Paris a mis sa robe toute illuminée pour les fêtes de fin d’année. Les sapins sont dressés et les décorations sont de sortie. Pour les enfants, sapin rime avec cadeaux. Les bouts de chou s’appliquent à écrire leur lettre à Papa et Maman Noël. Les cadeaux, un vrai casse-tête pour les parents. Mais pour certains, la question ne se pose même pas. Pas de sapin et pas de cadeaux dans les chaussettes. « Ce n’est pas ma religion. Ce n’est pas ma fête », dit Hicham, un fonctionnaire de 30 ans, domicilié dans l’Essonne.

Sa femme Fatiha tient un tout autre discours : « Comme mon mari, je suis musulmane, je fais ma prière. Hicham ne m’impose rien, sinon je ne serais pas avec lui. J’adore la fête de Noël, mais elle ne représente rien de religieux pour moi. Je ne vais à pas la messe de minuit. Pour moi, c’est famille et cadeaux avant tout. » Hicham et Fatiha ont trois enfants, et à chaque Noël, c’est la même ritournelle : elle est pour, il est contre. Qui imposera ses arguments à l’autre ?

Hicham fait valoir sa conviction religieuse : « La fête de noël célèbre la naissance de Jésus, Saïdouna Aïssa où Issa pour les musulmans. Nous le reconnaissons en tant que prophète. Mais pour nous musulmans, il n’est pas le fils de Dieu. Et Allah n’est pas son père. Mais ça, c’est un autre débat. Le fait est que nous n’avons pas le droit de fêter les naissances des prophètes. Tous, sans exception. Même celle de Mohamed. C’est une question de foi. En plus, le 25 décembre n’est pas le jour de naissance de Issa, alayhi salam. Ce jour a été fixé arbitrairement par un empereur romain. »

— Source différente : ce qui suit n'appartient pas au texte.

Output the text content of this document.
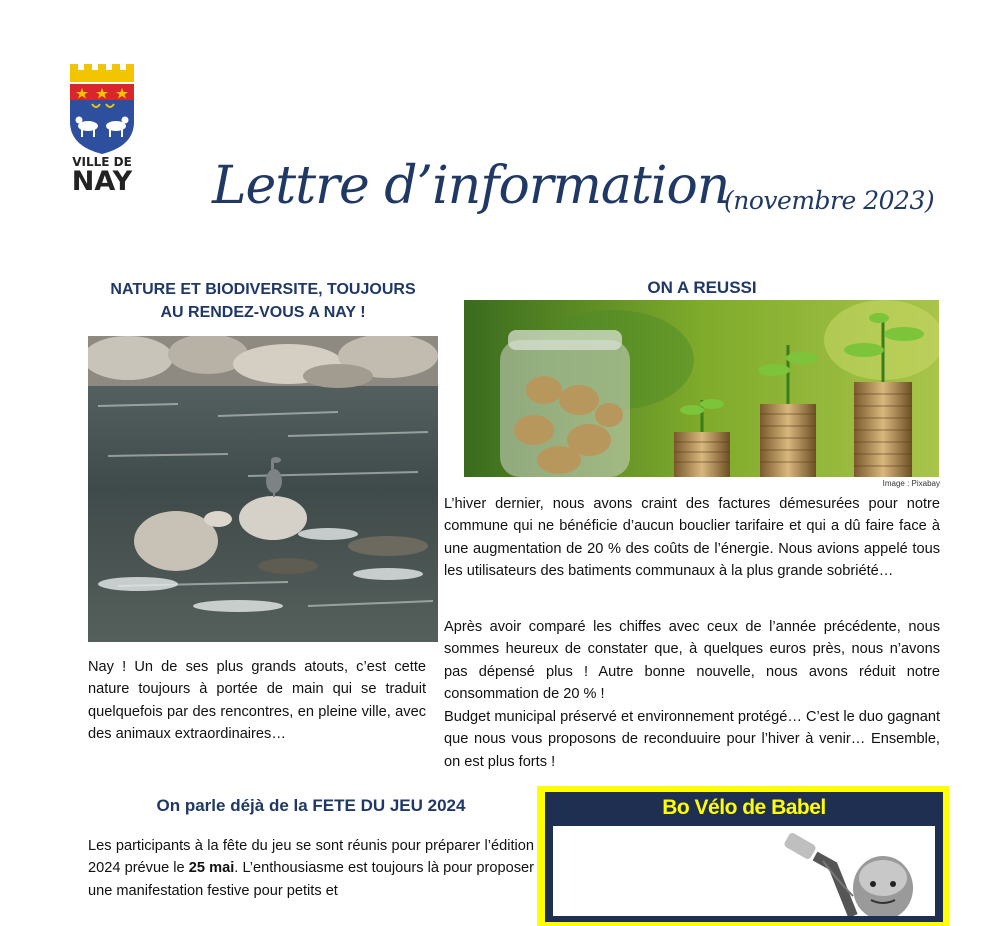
VILLE DE
NAY Lettre d’information
(novembre 2023)
NATURE ET BIODIVERSITE, TOUJOURS
AU RENDEZ-VOUS A NAY !
Nay ! Un de ses plus grands atouts, c’est cette nature toujours à portée de main qui se traduit quelquefois par des rencontres, en pleine ville, avec des animaux extraordinaires…
ON A REUSSI
Image : Pixabay
L’hiver dernier, nous avons craint des factures démesurées pour notre commune qui ne bénéficie d’aucun bouclier tarifaire et qui a dû faire face à une augmentation de 20 % des coûts de l’énergie. Nous avions appelé tous les utilisateurs des batiments communaux à la plus grande sobriété…
Après avoir comparé les chiffes avec ceux de l’année précédente, nous sommes heureux de constater que, à quelques euros près, nous n’avons pas dépensé plus ! Autre bonne nouvelle, nous avons réduit notre consommation de 20 % !
Budget municipal préservé et environnement protégé… C’est le duo gagnant que nous vous proposons de reconduuire pour l’hiver à venir… Ensemble, on est plus forts !
On parle déjà de la FETE DU JEU 2024
Les participants à la fête du jeu se sont réunis pour préparer l’édition 2024 prévue le 25 mai. L’enthousiasme est toujours là pour proposer une manifestation festive pour petits et
Bo Vélo de Babel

Fatiha privilégie la dimension sociale de Noël : « Je veux que mes enfants soient intégrés, normaux. Je ne veux pas qu’on les montre du doigt à l’école. D’ailleurs, c’est le truc du moment avec la maîtresse. Le petit a 6 ans et la petite a 4 ans (le dernier, 3 ans, ne va pas encore à l’école, ndlr). Ils ne parlent que de ça. » Hicham n’est pas convaincu par les arguments de sa femme : « Les enfants doivent apprendre aussi à revendiquer leur différence. C’est leur richesse. C’est comme ça qu’ils apprendront la tolérance. Musulmans où chrétiens ne sont pas obligés de fêter les fêtes des uns et des autres. Nous avons le droit d’accepter l’invitation mais pas la célébration. Est-ce que les chrétiens qui vivent en terre musulmane célèbre le sacrifice du mouton ? Non. »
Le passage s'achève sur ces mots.